This research is an excerpt from a larger research paper by Ramin Ganeshram written in August 2024
Due to the nature of their particular work, those enslaved people engaging in culinary work had more opportunity to engage with a wider variety of individuals outside of the Farmhouse.
Rocky outcroppings, lime and marble deposits and quarries in Kingsbridge meant that the Dyckman orchards covered disparate ground from just below the current site of the Farmhouse at W 204th St. into Marble Hill, just over the Broadway Bridge at 225th street. The largest tract was just over this bridge and the Dyckman workers would make the fifteen minute walk up the Kings Bridge Road (Broadway) in front of the farmhouse, crossing what was then a footbridge over the thin stream of the creek in order to plant, tend, and harvest at the orchards. No doubt they would share the road with other walkers, horsecarts and perhaps even a carriage and single riders on their way down to the city or up to Westchesters. To the south west just below the marshland lay a tract of Dyckman farm grounds where cabbages, kale, beans, potatoes and other common ingredients were likely grown.
When not working in the orchards or fields themselves, enslaved and free Black kitchen workers may have been tasked in preparing meals for those engaged in field labor, particularly during the harvest season. These meals would have comprised bread, butter, cheese, cold meats and of course plenty of available apples. Cookies or donuts, beloved by Dutch-descended New Yorkers might have been added to the lunch or dinner pail. The food would have likely been carried by cart to the work site.

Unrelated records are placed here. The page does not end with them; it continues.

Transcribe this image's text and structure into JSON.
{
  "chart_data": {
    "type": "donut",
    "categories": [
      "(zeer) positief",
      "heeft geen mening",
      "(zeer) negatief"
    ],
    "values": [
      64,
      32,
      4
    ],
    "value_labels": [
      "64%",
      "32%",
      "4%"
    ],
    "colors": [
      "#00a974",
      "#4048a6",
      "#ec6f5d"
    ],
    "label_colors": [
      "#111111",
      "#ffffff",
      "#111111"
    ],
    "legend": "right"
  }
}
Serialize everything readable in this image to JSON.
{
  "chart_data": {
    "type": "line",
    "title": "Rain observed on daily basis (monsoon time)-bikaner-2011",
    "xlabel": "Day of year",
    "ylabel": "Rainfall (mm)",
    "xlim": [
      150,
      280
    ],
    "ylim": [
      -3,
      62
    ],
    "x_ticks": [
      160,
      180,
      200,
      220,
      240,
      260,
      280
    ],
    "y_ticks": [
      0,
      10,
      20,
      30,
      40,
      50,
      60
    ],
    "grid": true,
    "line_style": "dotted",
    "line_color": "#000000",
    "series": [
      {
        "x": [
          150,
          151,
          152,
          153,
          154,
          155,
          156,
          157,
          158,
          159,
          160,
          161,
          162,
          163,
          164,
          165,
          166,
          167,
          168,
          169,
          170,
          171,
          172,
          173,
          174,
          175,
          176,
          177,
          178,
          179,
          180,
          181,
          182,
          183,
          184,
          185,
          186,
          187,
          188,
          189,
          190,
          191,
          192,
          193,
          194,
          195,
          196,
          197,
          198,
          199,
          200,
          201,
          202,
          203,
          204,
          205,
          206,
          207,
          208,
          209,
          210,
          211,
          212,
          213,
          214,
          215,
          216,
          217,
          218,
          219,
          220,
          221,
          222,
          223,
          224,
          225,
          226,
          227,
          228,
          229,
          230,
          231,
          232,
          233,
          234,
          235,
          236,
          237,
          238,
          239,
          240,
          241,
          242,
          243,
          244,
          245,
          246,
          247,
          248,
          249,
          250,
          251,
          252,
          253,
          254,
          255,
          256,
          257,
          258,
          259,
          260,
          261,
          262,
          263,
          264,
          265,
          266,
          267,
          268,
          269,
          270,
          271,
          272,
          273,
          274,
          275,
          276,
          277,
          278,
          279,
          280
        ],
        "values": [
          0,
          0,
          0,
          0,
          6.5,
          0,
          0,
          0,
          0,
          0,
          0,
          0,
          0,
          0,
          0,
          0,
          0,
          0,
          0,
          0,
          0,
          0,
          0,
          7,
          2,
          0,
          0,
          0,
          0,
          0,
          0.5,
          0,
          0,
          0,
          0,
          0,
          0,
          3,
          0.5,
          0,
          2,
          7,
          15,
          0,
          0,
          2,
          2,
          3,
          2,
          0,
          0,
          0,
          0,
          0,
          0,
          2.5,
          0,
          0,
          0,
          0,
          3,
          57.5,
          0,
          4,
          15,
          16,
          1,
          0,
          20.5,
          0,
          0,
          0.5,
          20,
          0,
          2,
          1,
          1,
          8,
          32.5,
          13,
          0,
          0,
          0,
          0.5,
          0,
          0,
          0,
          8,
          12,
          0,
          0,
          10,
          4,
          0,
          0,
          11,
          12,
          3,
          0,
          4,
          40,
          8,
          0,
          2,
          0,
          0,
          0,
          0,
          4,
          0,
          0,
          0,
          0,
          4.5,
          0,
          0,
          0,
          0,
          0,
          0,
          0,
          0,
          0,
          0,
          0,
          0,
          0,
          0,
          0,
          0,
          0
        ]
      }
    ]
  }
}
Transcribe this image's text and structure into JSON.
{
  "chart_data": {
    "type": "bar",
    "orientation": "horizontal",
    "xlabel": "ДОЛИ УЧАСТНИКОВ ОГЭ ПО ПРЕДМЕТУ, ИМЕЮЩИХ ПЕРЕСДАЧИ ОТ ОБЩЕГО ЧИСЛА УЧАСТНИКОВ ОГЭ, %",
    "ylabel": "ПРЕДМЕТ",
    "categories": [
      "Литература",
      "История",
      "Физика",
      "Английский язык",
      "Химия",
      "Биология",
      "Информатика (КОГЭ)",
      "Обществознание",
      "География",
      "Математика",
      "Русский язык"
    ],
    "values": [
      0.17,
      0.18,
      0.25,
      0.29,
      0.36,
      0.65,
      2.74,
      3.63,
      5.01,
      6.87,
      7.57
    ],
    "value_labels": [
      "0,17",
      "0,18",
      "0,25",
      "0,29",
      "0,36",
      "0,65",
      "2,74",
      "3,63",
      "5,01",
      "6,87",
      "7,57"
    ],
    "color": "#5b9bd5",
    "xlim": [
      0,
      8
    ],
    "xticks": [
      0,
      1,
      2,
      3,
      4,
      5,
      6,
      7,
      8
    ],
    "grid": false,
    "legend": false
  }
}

Workers were probably a mix of enslaved persons, hired White and later Free Black hands, and Dyckman family members. The 1820 census indicates twenty people living in several houses scattered across the Dyckman holding as well as ten people in the house itself. Because of the small number of enslaved in the Dyckman household, even kitchen workers may have functioned as men and women of “all work” rotating as needed from specific tasks such as cooking to helping on the farm, as well as assisting the process of pressing apples into cider as well as drying them for use throughout the year.
At the cider mill which stood behind the Farmhouse near a stream, the Dyckman’s enslaved and free servants would have been able to meet their counterparts from other farms and households bringing their own fruit for pressing or for sale to the Dyckmans as part of their own cidering enterprise.

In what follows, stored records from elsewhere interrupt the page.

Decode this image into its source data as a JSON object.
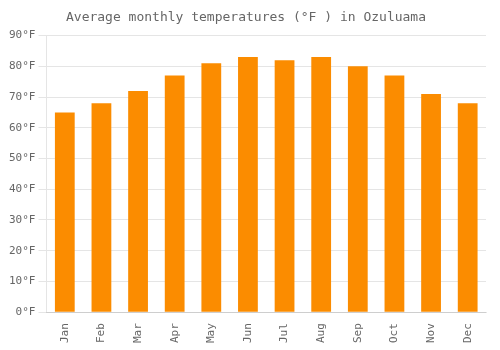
{
  "chart_data": {
    "type": "bar",
    "title": "Average monthly temperatures (°F ) in Ozuluama",
    "categories": [
      "Jan",
      "Feb",
      "Mar",
      "Apr",
      "May",
      "Jun",
      "Jul",
      "Aug",
      "Sep",
      "Oct",
      "Nov",
      "Dec"
    ],
    "values": [
      65,
      68,
      72,
      77,
      81,
      83,
      82,
      83,
      80,
      77,
      71,
      68
    ],
    "color": "#FB8C00",
    "ylim": [
      0,
      90
    ],
    "yticks": [
      {
        "value": 0,
        "label": "0°F"
      },
      {
        "value": 10,
        "label": "10°F"
      },
      {
        "value": 20,
        "label": "20°F"
      },
      {
        "value": 30,
        "label": "30°F"
      },
      {
        "value": 40,
        "label": "40°F"
      },
      {
        "value": 50,
        "label": "50°F"
      },
      {
        "value": 60,
        "label": "60°F"
      },
      {
        "value": 70,
        "label": "70°F"
      },
      {
        "value": 80,
        "label": "80°F"
      },
      {
        "value": 90,
        "label": "90°F"
      }
    ],
    "grid": true
  }
}
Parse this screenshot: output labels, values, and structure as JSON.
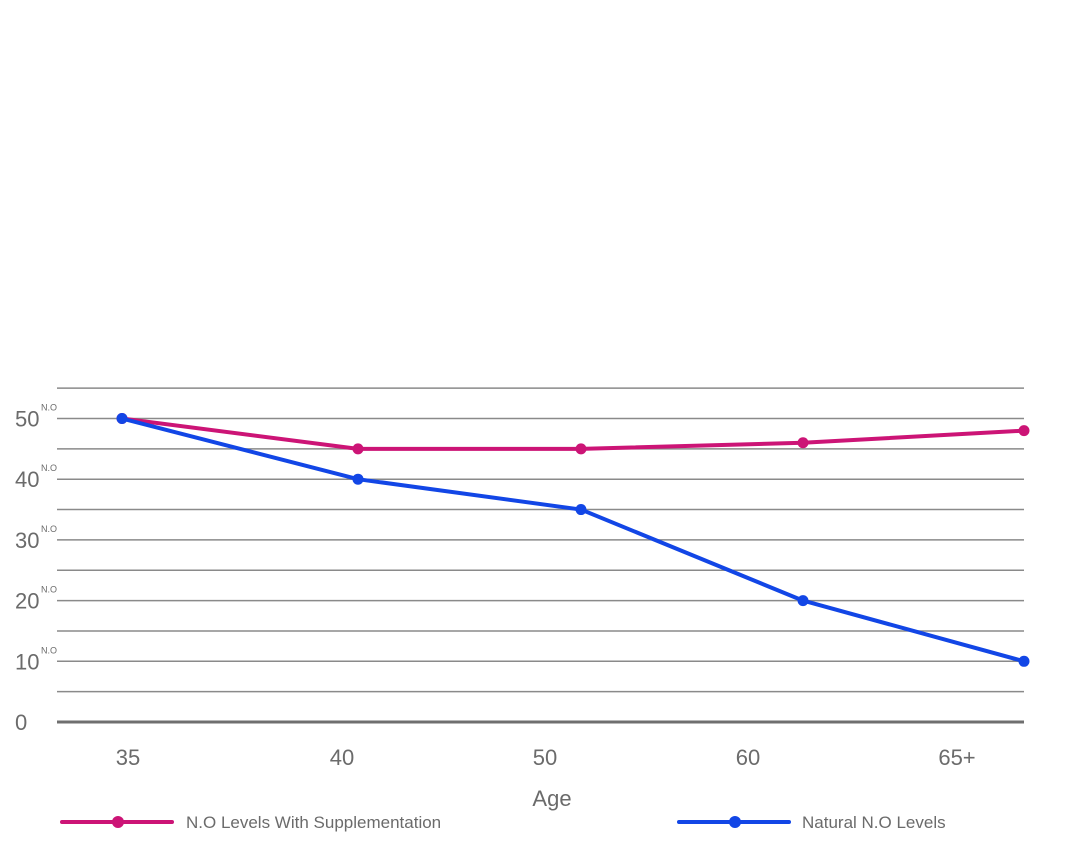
{
  "chart_data": {
    "type": "line",
    "title": "",
    "xlabel": "Age",
    "ylabel": "",
    "categories": [
      "35",
      "40",
      "50",
      "60",
      "65+"
    ],
    "ylim": [
      0,
      55
    ],
    "yticks": [
      0,
      10,
      20,
      30,
      40,
      50
    ],
    "ytick_suffix": "N.O",
    "grid": true,
    "legend_position": "bottom",
    "series": [
      {
        "name": "N.O Levels With Supplementation",
        "color": "#cc1476",
        "values": [
          50,
          45,
          45,
          46,
          48
        ]
      },
      {
        "name": "Natural N.O Levels",
        "color": "#1246e6",
        "values": [
          50,
          40,
          35,
          20,
          10
        ]
      }
    ]
  }
}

The work of feeding the Dyckman family would have demanded that food ingredients be procured from a variety of places. The landscape featured a number of freshwater streams that also ran across the Dyckman properties. Wells would have been easy to plumb and there would be no need for public water pumps as existed in the congested city to the south. Indeed, none appear on any maps of the area. While this was convenient work-wise the lack of public meant one less place for people to meet and gather.
Milled flour, corn and other grains were procured at the wheat mill at the Kingsbridge at present day 228th Street and Broadway, a roughly fifteen minute walk from the farmhouse. At Tubby Hook Village, a few minutes walk just down the hill and a little east of the farmhouse, fishermen sold the various Hudson River fish. Oysters, most often harvested by African Americans or indigenous people, were also offered for sale.

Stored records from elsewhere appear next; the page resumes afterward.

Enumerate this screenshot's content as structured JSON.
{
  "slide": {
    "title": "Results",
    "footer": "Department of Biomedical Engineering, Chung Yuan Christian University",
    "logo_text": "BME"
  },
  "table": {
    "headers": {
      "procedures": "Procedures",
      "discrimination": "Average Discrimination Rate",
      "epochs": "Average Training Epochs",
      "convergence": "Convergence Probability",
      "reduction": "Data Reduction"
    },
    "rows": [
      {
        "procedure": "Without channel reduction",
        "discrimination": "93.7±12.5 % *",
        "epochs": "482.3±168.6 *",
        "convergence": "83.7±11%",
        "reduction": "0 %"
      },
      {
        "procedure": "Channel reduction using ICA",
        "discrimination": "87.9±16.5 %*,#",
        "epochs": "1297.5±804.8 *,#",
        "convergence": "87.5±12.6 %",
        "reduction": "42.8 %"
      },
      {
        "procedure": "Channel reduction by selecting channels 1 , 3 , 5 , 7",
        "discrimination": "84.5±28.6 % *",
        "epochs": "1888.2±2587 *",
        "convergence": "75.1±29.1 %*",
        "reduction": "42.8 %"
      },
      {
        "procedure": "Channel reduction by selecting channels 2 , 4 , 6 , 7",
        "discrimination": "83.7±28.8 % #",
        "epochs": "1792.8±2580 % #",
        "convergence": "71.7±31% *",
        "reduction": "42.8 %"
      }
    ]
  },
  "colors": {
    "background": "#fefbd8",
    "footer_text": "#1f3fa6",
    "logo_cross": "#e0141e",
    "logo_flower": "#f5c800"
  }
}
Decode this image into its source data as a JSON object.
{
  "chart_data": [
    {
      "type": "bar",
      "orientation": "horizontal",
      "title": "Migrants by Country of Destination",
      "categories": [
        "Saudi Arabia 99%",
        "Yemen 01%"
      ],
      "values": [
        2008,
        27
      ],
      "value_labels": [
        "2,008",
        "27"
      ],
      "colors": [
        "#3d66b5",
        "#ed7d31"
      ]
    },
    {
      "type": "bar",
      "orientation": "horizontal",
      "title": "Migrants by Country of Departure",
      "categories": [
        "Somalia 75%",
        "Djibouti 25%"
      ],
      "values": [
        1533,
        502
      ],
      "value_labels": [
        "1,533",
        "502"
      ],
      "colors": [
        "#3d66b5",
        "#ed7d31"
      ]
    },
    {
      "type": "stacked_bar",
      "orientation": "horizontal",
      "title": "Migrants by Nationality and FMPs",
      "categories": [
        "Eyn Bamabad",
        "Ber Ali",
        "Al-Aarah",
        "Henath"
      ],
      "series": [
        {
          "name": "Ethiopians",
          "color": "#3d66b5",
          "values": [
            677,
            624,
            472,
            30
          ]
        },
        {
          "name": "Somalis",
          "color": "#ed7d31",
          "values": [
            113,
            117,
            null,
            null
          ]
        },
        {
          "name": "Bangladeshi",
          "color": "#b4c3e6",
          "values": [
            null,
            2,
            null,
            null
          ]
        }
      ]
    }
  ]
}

The docks at Tubby Hook also received ships engaged in the coastwise trade up the Hudson and down to the city. Here the Dyckman cooks would have received goods from Northern farms as well as from Europe and the Caribbean. Along with these products sailors carried news from points North, South, and abroad while newspapers delivered advertisements of the varied items available for commerce in the ever-growing city. Given that there was no immediately local church or town green it is likely that market days featuring stalls of goods existed in Tubby Hook Village.
The Dyckman cooks would have also engaged with indigenous fishermen and hunters to provide game for the family table. This close proximity of other people of color led to intermingled societies and family groups like the one from which the cook Hannah allegedly hailed.
The American-Dutch farms in Brooklyn, Queens, and Long Island found a lucrative market in New York City and so too would have the American-Dutch farmers of Kingsbridge. Sales of fruit, cabbage, and other produce in the city markets to the south would have fallen to the enslaved or free servants of the household sometimes as much as once a week. There African Americans in the Dyckmans’ household would have met other Black New Yorkers, likely working in bondage. In the 1780s, slave-ownership was a point of genteel pride as observed by Alexander Coventry, an English transplant to the city, in his memoir:
“In the vicinity of New York, every respectable family had slaves–negroes and negresses who did the drudgery.”In New York, the Dyckmans’ Black servants and enslaved would surely have encountered a new class of African Americans, known for their stylish and brightly colored clothing that drew influence from Caribbean and African colors and fabrics. Although largely enslaved, these individuals expressed their independence and agency by adorning the body. The vibrant headdress attributed to Hannah in the oral history may have fallen into this category.